Introduction

What is The New Yorker? I know it’s a great magazine and that it’s a tremendous source of pleasure in my life. But what exactly is it? This blog’s premise is that The New Yorker is a work of art, as worthy of comment and analysis as, say, Keats’s “Ode on a Grecian Urn.” Each week I review one or more aspects of the magazine’s latest issue. I suppose it’s possible to describe and analyze an entire issue, but I prefer to keep my reviews brief, and so I usually focus on just one or two pieces, to explore in each the signature style of its author. A piece by Nick Paumgarten is not like a piece by Jill Lepore, and neither is like a piece by Ian Frazier. One could not mistake Collins for Seabrook, or Bilger for Galchen, or Mogelson for Kolbert. Each has found a style, and it is that style that I respond to as I read, and want to understand and describe.

Wednesday, April 30, 2025

April 21, 2025 Issue

The best line in this week’s anemic issue is Josh Lieb’s description of the pumpernickel bagel: 

The king. Strong flavor, but not too strong. Dances with, rather than fights against, the cream cheese and the lox. (Or whitefish, if that’s your thing. I don’t judge.)

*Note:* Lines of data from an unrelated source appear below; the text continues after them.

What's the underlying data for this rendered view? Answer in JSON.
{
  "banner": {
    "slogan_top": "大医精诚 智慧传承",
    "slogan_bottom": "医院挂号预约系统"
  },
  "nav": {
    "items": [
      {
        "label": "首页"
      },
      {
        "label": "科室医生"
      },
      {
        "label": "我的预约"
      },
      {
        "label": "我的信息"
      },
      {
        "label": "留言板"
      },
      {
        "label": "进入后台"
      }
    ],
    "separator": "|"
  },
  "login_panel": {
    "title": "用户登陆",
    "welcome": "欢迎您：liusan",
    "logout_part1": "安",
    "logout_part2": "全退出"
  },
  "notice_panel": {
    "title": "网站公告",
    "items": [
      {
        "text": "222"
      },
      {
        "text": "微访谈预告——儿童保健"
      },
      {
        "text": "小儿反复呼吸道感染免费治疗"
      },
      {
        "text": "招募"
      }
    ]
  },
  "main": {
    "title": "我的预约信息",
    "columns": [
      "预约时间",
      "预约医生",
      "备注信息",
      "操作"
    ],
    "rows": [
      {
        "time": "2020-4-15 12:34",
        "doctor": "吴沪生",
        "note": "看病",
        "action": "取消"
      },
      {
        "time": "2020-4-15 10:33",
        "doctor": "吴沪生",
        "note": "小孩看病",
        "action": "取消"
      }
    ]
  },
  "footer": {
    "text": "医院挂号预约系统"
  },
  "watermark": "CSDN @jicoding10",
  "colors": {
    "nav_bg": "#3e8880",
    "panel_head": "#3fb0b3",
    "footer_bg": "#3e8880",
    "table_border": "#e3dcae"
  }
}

His note on the blueberry bagel is pretty good, too:

O.K., you’ve been alive for a thousand years. You were cursed by God after stepping on a butterfly or something. You’ve seen multiple generations of your descendants grow up and live and die, painfully. You watched Rome burn. You made love to Mona Lisa. You killed Kennedy. There is nothing in this world your jaded senses haven’t experienced and become weary of. Finally, you’ve come to this.

That bit about making love to Mona Lisa made me smile.